Nine-year-old Becomes First Person In UK To Have Pioneering Surgery

by HEDNEWS on February 17, 2026

Nine-year-old becomes first person in UK to have pioneering surgery to make him taller A nine-year-old boy has become the first patient in the United Kingdom to undergo a pioneering surgical procedure designed to lengthen his leg and increase his height, medical sources report. The boy, Alfie Phillips, from Northampton, was born with a rare congenital condition called fibular hemimelia, which affects fewer than one in 40,000 births and meant his right leg did not develop properly, leaving it shorter than his left.

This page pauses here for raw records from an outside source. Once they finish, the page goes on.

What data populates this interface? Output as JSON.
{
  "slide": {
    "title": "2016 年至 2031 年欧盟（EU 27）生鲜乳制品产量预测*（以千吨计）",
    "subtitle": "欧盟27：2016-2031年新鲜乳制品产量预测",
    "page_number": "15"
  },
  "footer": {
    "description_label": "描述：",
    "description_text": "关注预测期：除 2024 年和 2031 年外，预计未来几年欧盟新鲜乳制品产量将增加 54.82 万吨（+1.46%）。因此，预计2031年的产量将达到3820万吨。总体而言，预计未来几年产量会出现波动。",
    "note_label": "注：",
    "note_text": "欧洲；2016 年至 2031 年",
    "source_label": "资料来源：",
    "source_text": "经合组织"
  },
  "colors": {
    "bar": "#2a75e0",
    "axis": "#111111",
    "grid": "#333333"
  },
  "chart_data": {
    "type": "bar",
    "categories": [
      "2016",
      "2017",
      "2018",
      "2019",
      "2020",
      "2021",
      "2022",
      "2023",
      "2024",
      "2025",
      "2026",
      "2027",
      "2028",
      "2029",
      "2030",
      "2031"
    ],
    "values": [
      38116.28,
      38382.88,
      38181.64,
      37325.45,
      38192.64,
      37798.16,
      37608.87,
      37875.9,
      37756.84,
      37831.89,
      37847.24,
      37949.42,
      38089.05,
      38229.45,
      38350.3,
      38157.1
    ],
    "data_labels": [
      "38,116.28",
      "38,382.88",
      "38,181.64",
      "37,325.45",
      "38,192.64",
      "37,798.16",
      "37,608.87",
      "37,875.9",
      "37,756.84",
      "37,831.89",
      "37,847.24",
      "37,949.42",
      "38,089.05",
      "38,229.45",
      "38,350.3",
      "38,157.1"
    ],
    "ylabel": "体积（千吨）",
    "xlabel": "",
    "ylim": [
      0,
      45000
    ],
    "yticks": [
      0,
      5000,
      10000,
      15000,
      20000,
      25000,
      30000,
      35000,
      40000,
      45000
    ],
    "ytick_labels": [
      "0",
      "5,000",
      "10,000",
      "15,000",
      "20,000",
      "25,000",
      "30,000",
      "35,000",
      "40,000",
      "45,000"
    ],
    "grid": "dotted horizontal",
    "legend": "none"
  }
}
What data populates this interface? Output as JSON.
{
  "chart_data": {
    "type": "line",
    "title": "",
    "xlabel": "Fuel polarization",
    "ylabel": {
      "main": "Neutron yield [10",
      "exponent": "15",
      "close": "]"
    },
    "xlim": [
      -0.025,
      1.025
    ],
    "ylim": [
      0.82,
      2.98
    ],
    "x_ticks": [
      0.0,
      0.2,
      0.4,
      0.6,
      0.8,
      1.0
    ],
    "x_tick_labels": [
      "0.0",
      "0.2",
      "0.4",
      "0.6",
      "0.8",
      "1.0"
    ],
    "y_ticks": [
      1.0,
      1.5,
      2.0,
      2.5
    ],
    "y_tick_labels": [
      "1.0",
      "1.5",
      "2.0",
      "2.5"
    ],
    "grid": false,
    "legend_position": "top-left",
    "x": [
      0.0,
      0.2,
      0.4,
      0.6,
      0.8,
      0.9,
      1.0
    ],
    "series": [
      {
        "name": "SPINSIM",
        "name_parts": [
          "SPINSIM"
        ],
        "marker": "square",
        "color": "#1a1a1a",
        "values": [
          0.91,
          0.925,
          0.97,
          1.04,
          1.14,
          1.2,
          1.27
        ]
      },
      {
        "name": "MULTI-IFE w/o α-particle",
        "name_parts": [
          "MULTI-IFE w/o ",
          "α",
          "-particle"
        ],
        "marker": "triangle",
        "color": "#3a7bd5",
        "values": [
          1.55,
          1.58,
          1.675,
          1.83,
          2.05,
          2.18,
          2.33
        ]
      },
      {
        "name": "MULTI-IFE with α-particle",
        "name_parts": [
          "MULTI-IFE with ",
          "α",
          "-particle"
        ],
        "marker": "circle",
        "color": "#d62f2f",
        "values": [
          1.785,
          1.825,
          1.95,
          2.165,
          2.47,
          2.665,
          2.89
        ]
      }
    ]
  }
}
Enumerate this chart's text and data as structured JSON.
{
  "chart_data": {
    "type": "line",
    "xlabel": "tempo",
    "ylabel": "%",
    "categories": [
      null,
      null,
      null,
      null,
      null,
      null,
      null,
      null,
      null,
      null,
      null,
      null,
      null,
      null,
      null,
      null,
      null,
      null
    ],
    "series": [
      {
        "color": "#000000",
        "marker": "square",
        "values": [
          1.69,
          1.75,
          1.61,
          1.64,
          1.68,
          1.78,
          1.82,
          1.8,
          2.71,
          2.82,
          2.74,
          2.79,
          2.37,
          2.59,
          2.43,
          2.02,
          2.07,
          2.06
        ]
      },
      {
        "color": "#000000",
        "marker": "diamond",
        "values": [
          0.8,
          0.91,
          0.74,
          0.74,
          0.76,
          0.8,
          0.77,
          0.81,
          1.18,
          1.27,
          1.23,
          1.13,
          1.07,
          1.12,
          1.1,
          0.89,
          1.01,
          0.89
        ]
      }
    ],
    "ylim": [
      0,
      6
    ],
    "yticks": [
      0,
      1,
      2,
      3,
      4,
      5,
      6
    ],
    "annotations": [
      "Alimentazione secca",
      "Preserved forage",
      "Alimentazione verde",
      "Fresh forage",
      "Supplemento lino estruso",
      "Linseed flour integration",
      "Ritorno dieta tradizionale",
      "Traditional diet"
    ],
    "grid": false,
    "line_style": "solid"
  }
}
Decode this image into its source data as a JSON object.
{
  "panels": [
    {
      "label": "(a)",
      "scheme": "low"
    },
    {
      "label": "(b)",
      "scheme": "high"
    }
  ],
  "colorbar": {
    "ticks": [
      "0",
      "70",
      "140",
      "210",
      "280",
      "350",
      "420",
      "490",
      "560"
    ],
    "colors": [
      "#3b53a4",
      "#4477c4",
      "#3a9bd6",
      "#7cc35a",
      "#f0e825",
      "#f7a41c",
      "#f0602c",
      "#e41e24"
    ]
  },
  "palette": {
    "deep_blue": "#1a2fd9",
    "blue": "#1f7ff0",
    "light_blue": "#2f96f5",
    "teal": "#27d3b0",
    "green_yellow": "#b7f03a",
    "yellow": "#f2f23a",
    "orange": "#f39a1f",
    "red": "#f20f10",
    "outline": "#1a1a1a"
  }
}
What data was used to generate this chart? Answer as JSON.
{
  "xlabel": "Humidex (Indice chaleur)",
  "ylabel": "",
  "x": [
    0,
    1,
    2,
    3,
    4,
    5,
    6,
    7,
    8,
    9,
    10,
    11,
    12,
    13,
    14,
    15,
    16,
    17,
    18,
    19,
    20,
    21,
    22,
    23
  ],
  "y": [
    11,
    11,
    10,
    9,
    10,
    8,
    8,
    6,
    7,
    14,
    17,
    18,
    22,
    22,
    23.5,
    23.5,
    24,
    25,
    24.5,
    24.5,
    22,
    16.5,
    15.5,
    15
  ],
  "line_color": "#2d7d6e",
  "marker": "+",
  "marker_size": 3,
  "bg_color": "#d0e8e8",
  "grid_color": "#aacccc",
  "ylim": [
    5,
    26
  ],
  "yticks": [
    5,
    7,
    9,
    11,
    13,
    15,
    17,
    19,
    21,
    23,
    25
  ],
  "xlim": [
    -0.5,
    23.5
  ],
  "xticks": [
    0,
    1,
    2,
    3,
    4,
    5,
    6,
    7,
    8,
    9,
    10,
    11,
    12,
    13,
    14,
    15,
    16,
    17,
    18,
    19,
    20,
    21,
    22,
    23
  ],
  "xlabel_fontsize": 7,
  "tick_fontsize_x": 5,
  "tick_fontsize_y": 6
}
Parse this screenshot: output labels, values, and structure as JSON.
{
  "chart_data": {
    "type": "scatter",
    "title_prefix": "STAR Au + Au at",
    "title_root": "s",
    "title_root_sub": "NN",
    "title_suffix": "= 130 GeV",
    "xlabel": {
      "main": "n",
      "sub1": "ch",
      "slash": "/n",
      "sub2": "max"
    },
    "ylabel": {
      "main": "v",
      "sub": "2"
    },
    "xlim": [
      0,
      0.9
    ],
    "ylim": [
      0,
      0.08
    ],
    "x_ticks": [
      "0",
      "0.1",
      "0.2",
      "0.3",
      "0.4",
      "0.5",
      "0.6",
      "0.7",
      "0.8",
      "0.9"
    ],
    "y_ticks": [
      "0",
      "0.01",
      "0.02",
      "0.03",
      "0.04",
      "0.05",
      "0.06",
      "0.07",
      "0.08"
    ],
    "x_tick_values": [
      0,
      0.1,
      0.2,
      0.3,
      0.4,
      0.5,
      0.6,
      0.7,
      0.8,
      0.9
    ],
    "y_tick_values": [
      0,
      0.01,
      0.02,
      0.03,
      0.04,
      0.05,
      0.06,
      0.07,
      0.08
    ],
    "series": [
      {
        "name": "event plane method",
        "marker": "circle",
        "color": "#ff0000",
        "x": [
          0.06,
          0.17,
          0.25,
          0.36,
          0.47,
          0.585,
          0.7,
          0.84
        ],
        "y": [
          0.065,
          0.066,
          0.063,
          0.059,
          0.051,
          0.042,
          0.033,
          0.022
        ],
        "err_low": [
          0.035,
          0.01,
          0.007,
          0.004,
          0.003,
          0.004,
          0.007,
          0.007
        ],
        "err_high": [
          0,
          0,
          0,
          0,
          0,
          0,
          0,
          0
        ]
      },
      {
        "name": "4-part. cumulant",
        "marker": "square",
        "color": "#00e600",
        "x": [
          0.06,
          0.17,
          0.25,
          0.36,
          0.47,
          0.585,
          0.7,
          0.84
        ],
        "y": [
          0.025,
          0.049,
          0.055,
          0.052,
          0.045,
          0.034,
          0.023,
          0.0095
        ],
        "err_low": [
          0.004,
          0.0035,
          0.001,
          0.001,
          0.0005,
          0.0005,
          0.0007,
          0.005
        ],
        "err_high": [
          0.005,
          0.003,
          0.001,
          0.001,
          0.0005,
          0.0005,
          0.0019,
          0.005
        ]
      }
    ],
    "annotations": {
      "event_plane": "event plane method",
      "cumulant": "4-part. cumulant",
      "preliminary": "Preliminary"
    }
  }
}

Alfie had an innovative surgery at Alder Hey Children’s Hospital in Liverpool in March 2025. Surgeons implanted a special lengthening nail on the surface of his right thigh bone (femur). Using a magnetic device applied externally three times a day over about a month, the nail was slowly extended pulling the bone ends apart by about 1 mm per day. This stimulated the body to grow new bone tissue in the gap. In total, Alfie’s leg grew by around 3 cm as a result of the procedure This is the first time such a technique adapted from methods developed in the United States has been used successfully in a child in the UK. Adult patients have had internal lengthening nails before, but it was previously not considered suitable for younger children because of risks to growth plates.
Before this, the only treatment option for conditions like Alfie’s was an external fixator a frame attached with pins and wires outside the leg which can be painful, risk infection and leave scars. The new magnetic nail method is generally considered less painful and a better overall experience. Alfie spent less than a week in hospital after the initial surgery. His mother said he was walking with a Zimmer frame by the next morning and soon returned to school and normal activities. Almost a year on, he is “running around as normal” and now enjoys playing games like basketball without the imbalance he once had. The surgery has since been offered to other children with the same condition at Alder Hey, and surgeons say it could replace older external fixation methods for suitable patients. Medical community reaction
Consultant orthopaedic surgeons involved say the internal magnetic technique reduces pain and improves recovery compared with traditional methods. Alfie’s experience is seen as a potential milestone in how similar limb-length discrepancies are treated in children across the UK.